Let’s get moving with a future based on trams
WE keep being told of developments in Derby being refused, or scaled down, due to worries about the traffic generated.
Derby’s economic success is under threat unless serious attention is paid to transport. We also have a pollution problem, the council’s solution to which is to remove bus and cycle lanes and spread the problem around further!
This is totally the opposite of what is required. We need to reduce road traffic and put in alternatives. Derby’s transport is dominated by car use and planning assumes it. Buses only account for about 5% of travel to work journeys. Indeed, the bus map of Derby has a big hole in it around Rolls-Royce, our largest employer, with around 11,000 people on site. The bus is unsuitable for the high peak flows required. The bus companies find this uneconomic to provide and opt out altogether!

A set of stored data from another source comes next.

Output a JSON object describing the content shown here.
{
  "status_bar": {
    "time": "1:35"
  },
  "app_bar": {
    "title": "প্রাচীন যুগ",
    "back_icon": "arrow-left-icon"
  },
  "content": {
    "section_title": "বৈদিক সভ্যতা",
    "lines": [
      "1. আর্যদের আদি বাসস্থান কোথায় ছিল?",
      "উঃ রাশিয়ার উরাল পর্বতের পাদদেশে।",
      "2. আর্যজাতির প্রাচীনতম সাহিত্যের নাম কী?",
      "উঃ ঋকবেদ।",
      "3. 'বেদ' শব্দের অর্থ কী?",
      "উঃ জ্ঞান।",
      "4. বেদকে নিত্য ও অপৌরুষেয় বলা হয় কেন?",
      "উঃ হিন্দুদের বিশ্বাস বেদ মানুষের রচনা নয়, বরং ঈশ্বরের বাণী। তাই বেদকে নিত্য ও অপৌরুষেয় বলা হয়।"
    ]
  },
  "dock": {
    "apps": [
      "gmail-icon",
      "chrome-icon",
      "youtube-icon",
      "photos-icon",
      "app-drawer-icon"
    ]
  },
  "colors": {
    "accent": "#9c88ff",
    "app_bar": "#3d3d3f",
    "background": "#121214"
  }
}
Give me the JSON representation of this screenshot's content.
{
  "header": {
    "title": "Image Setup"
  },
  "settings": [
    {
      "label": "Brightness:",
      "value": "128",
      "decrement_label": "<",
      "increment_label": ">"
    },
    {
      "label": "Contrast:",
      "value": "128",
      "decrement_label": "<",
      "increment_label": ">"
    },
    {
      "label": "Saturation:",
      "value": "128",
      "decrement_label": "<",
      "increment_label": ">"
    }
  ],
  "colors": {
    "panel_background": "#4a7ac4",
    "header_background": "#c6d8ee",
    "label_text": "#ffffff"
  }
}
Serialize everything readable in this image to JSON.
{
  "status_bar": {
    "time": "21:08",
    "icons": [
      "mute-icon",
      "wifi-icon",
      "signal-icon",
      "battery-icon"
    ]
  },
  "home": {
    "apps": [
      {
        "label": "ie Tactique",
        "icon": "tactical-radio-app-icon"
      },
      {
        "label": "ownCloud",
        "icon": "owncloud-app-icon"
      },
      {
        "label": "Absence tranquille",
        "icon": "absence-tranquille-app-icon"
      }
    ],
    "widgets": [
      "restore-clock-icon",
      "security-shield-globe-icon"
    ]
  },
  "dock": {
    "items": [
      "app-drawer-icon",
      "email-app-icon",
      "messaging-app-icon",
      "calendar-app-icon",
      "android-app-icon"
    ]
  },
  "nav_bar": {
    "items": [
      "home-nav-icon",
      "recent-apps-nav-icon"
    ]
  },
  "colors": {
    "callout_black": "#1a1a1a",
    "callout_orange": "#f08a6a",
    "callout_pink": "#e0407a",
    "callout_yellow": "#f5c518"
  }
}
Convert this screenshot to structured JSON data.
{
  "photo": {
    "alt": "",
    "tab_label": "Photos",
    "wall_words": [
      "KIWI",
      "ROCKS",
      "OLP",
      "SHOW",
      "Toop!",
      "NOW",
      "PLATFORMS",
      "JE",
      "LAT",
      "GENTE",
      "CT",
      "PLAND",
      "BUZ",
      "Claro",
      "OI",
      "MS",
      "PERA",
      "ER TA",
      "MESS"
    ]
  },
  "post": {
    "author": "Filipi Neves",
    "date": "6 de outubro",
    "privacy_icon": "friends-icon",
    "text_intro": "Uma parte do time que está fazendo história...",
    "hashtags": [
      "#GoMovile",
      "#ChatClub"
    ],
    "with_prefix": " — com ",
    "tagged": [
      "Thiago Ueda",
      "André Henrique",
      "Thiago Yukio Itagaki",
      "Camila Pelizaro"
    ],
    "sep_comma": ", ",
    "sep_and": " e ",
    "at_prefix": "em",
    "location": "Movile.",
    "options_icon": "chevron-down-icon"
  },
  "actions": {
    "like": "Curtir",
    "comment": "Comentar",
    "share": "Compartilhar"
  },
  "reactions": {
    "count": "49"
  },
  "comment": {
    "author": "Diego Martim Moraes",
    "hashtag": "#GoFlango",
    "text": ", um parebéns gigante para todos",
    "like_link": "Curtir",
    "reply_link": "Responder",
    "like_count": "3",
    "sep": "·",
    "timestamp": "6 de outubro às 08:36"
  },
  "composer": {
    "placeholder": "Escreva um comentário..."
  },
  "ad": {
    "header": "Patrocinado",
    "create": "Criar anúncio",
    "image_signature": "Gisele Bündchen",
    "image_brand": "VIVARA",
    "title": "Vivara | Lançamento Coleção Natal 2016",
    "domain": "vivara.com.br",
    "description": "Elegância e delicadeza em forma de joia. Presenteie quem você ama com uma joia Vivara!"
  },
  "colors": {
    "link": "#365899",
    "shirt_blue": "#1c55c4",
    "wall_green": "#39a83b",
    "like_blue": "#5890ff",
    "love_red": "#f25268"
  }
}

We need a public mass transport system that is able to cope with such flows, and to provide a fast and reliable service, largely independent of traffic and environmentally friendly, and that is the tram. We only have to go 15 miles to Nottingham to prove that it works!
There are proposals by Midlands Connect, as a part of the HS2 scheme at Toton, to extend the Nottingham system to Derby and also to have an internal network within Derby, serving R-R, Mickleover and the university. Details are lacking and I suggest a route: Pride Park, station, city centre, Great Northern alignment to Kingsway, then a loop serving Mackworth, Mickleover and the Royal Derby.
From the station, another line would go alongside the railway to Peartree, then on to R-R, Infinity Park, Chellaston, Boulton Moor, Alvaston and Raynesway to Pride Park.
A line via Willow Row and the West End would serve the university sites and Allestree. We should not wait for HS2, but get on with it, Derby really needs it! Other lines should follow, to areas such as Spondon, Oakwood, Heatherton and Sinfin/Stenson Fields.
There seems to be lack of realisation that Derby and its immediate surroundings has a population of around 300,000 and growing, rather than being a country town. It is not only transport that suffers, the city centre also does. The low ambition for the Assembly Rooms demonstrates this.